今日のジャズ: 7月28日、1958年@ニュージャージー&ノースカロライナ州
July 28, 1958 “Blues Walk”
by Lou Donaldson, Herman Foster, Peck Morrison, Dave Bailey & Ray Barretto
at Van Gelder Studio, Hackensack, NJ for Blue Note (Blues Walk)
アルトサックスのルードナルドソンは、五年前の同日収録曲のモダンジャズの始祖パーカーとほぼ同世代ながら、多いに影響を受けた一人。そのスタイルを踏襲しつつ、パーカーとは異なる90歳で引退するまで息の長い独自の路線を開拓していく。
ソウルに根ざして、ビバップから始まり、ハードバップ、そして新たな領域としての、リズムアンドブルースやファンクとジャズとの融合を展開して息長く新たな音楽ジャンルを築き上げていく。その初期の片鱗が伺えるのが、この曲。
曲名の通り、ブルースのコード進行をジャズ流に仕立て上げる。ここでのアクセントは、6月16日紹介曲にも同じような形で登場しているコンガの名手レイバレット。この頃からジャズ界に登場してラテンジャズの普及と発展に寄与していく。
そのバレットの3:58秒からのドラムの掛け合いが、派手さは無いものの、この曲のハイライトとなっている。
ジャズの聴き方としては、目立たない楽器に耳を澄ますのが多くの場合正解で、ここでは最も地味なベースにノリを合わせると心地良く全体がバランス良く鑑賞できる。
途中から演奏に加わって、ドナルドソンに心憎い相槌を入れ、ゴスペル調のソロを取って盛り上がるピアノのピアノのハーマンフォスターは、13年にわたってドナルドソンに付き添った。演奏からは全く分からないが、盲目で、サイドマンとして掛け合い等で目配せ等の合図が出来ない中でのリーダーの意を汲んだ演奏は、さぞかし息が合っていないと難しいはず。
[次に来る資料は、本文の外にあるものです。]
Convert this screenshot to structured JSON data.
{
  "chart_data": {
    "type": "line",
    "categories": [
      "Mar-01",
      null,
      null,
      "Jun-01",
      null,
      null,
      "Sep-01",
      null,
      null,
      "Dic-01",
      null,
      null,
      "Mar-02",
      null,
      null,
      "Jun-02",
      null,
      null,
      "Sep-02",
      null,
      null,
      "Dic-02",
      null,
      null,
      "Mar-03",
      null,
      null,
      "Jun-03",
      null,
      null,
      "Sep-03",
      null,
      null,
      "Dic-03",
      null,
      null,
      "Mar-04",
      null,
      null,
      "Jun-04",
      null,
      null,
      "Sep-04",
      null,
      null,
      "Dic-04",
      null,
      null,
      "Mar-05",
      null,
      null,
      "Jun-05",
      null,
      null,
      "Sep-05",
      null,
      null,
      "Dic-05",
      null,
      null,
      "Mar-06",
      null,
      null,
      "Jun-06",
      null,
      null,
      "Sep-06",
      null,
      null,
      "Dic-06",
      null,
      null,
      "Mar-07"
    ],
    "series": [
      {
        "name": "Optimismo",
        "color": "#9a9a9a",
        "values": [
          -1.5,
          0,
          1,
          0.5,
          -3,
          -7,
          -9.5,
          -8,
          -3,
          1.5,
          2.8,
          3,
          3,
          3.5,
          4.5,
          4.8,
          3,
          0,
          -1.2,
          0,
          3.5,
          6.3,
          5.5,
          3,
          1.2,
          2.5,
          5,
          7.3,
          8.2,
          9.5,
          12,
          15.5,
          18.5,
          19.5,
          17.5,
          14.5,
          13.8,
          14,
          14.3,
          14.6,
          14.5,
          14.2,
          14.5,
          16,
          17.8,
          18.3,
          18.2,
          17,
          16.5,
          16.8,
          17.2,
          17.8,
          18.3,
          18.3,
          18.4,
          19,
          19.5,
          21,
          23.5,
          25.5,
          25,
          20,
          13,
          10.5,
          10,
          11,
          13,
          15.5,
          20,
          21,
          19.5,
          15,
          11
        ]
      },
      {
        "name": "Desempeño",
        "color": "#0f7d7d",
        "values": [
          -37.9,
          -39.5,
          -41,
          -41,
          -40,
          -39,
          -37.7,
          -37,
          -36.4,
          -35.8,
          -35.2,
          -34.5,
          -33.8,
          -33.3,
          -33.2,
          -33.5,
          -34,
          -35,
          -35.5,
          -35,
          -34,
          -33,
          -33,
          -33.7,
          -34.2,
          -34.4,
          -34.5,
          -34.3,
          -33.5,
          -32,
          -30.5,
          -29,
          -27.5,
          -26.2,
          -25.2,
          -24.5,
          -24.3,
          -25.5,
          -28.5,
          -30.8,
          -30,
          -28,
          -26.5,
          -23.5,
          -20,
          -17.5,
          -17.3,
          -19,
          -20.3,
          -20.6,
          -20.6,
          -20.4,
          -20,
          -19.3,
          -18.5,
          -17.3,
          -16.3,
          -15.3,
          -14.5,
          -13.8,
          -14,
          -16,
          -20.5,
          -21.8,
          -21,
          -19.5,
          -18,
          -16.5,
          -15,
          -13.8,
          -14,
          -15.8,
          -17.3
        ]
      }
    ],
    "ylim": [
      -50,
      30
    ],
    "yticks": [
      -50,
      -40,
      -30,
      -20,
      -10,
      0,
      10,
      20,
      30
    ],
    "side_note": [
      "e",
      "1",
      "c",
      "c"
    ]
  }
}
これらが有機的に化学反応を起こして、熱気による暖かみのある、盛夏に向かう七月後半の東海岸の空気感をまとった黒人の特徴を活かした、ブルーノートの典型的な音質によるソウルフルな一曲となっている。
因みに盲目のピアニストは、スティービーワンダー、レイチャールズといった大物から、ジャズピアニストとしては、レニートリスターノ、ジョージシアリング、ダイアンシューアといった感性に溢れる演奏者がいる。これらのピアニストに共通しているのは、リーダーで、自らのペースで演奏していること。伴奏はリーダーの仕切りに従う事と、他の伴奏者との連携があるから、視覚情報が得られないために難易度が高いという背景があるかもしれない。そんな中で近年伴奏者としても活躍していたのが、ジャズトランペット界を牽引するウィントンマルサリスに起用されたマーカスロバーツ。そのウイントンとロバーツの演奏をご覧ください。
目が見えない事を、感じさせない凄みが演奏にあります。そして、ピアノソロの途中の3:18あたりでウイントンと口頭で演奏に関する確認をしていることも分かります。こういった形で周囲の伴奏者もハンディキャップを心得た自然な立ち振る舞いが素敵です。
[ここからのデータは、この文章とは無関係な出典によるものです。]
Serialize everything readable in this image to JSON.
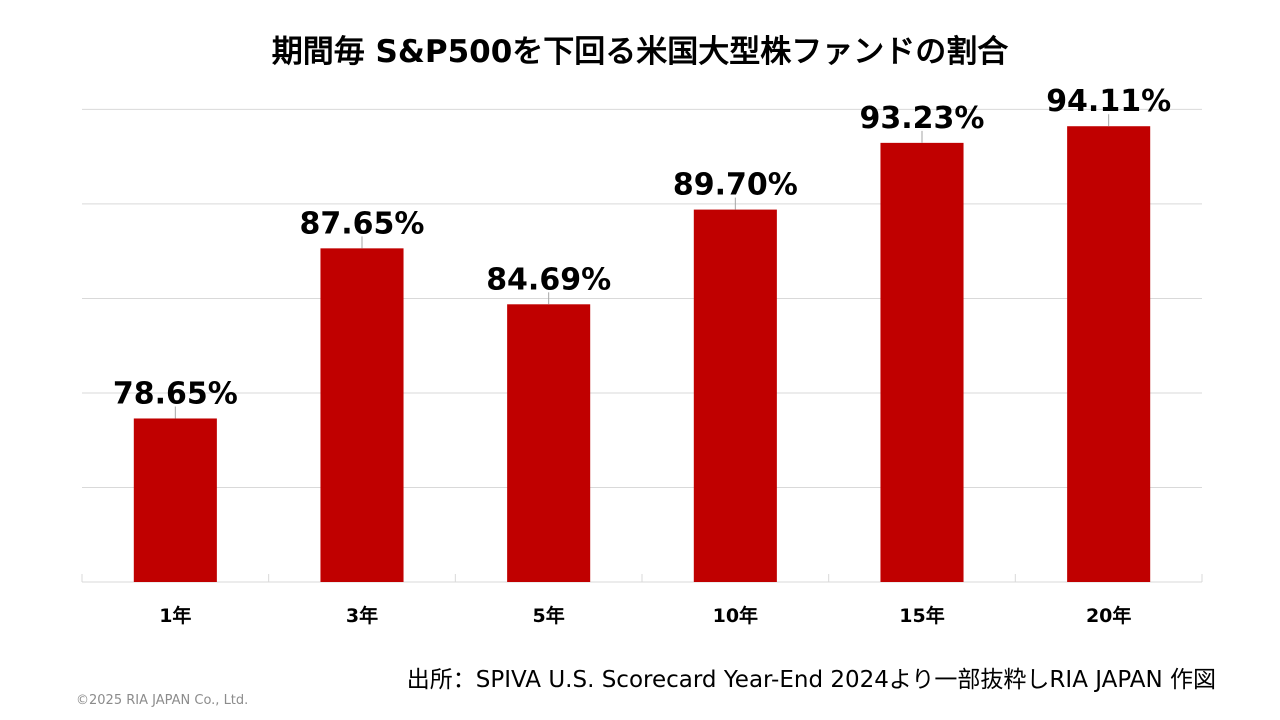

さて、ジャズメッセンジャーズでバードパップの誕生に加わったドナルドソンの出身地は、アメリカ南東部のノースカロライナ州。
ドナルドソン同様にモダンジャズ初期から活躍した同州出身の偉大なジャズミュージシャンは多い。先ずはユニークなピアノスタイルと数あるスタンダード曲を排出したセロニアスモンク。
そのモンクとの共演歴のある、テナーサックスの新たな領域を開拓したコルトレーン。ドナルドソンは同郷ながら、「コルトレーンがジャズを殺した」という辛辣な発言を直接耳にしたという逸話をブラッドメルドーが語っているのも興味深い。メルドーはそうではなくて「コルトレーンが、ドナルドソンのジャズを殺した」と言い換えていたが。そんなコルトレーンの演奏はこちらをどうぞ。
更に、数あるジャズの巨人等との演奏を通じてモダンジャズドラムを確立した、本人も巨人ひとり、マックスローチ。
以上の三人は、ロックの殿堂入り歌手のジェームステイラー等と共に、ノースカロライナ州の音楽の殿堂設立時に殿堂入りを果たしている。本曲のドナルドソンも、その三年後に殿堂入りしている。
因みにギターの速弾きスタイルの元祖の一人、タルファーロウも同州出身。まだ殿堂入りは果たしていない。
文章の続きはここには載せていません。